Do we have to cut a dendrogramm at a specific level or not
Jens Oldeland <oldeland at gmx.de> writes:
I am currently preparing a lecture on 'Cluster Analysis' and I found two very different ways to interpret a dendrogram. The first option is to 'cut' a dendrogram at a specific height, like it is possible with the cluster package. The second option identifies the 'optimal clusters' at different heights, for example see McCune etal. 2002 Analysis of Ecological Communities Figure 11.3. Now these are two very different ways of interpreting and I am wondering which one is 'allowed' or perhaps the more practical way? Is it possible to combine both? I.e. first search for the optimal cut level and then adjust each clustering height by aggregation at heigher levels?
There's really no hard and fast rule to follow with hierarchical clustering. It's essentially a descriptive technique, and a good interpretation depends as much on your understanding of the system as the actual shape of the dendrogram. Even if you take the 'objective' route and cut the tree at a specific height, you still have to choose the height. Borcard et al. (2011) provide some nice tools for picking that height, by the way. They also emphasize that even their favourite tools don't always produce the most interpretable clusters. One, possibly reasonable, approach would be to make your first division based on a specific height on the dendrogram, and then interpret any "sub-clusters" that are nested within your main groups: "cutting the tree at the 1.1 level reveals three main groups: coniferous, mixed and deciduous forests. Within the deciduous forest there are two additional clusters (distinct at the 0.8 level): maple forests and oak forests". Once the dendrogram is drawn, it's really up to the ecologist to determine how best to interpret it.
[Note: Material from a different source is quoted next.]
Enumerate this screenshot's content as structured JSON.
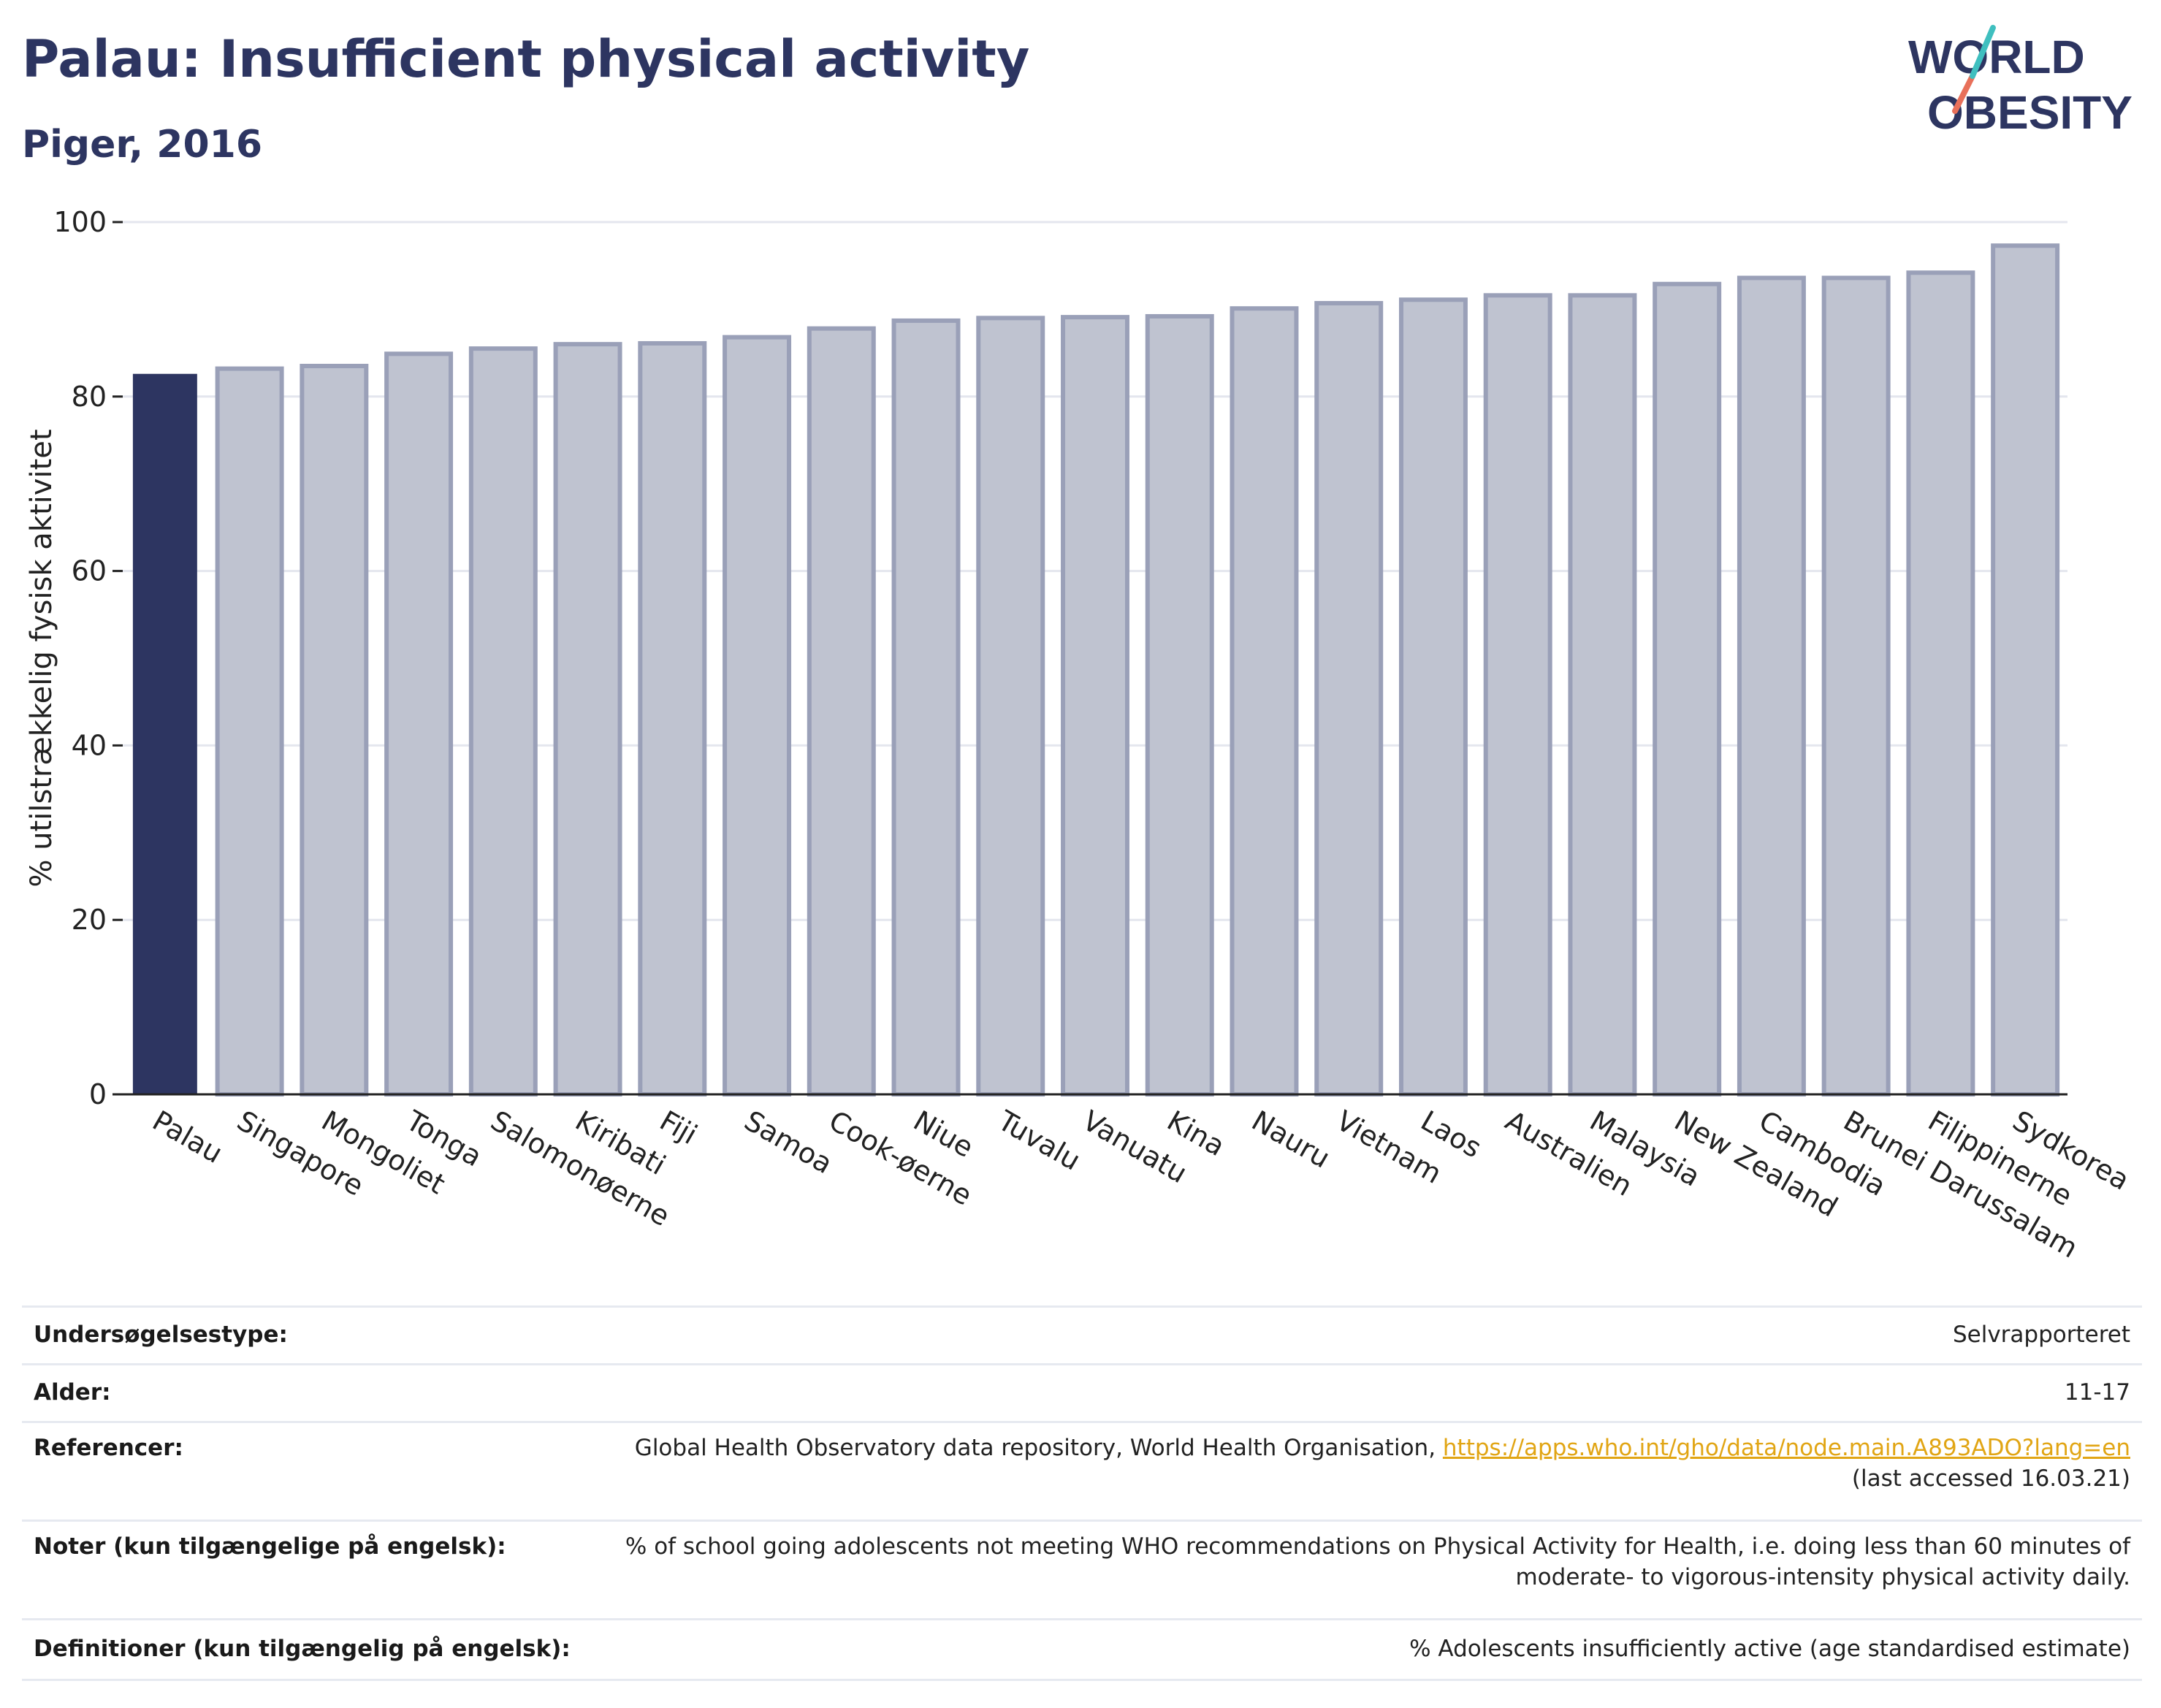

An important point in all this is that clustering is primarily an exploratory/descriptive technique, rather than a confirmatory test. From Borcard et al.: "Clustering is not a typical statistical method in that it does not test any hypothesis. Clustering helps bring out some features hidden in the data; it is the user who decides if these structures are interesting and worth interpreting in ecological terms." HTH, Tyler Borcard, Gillet and Legendre. 2011. Numerical Ecology with R. Springer.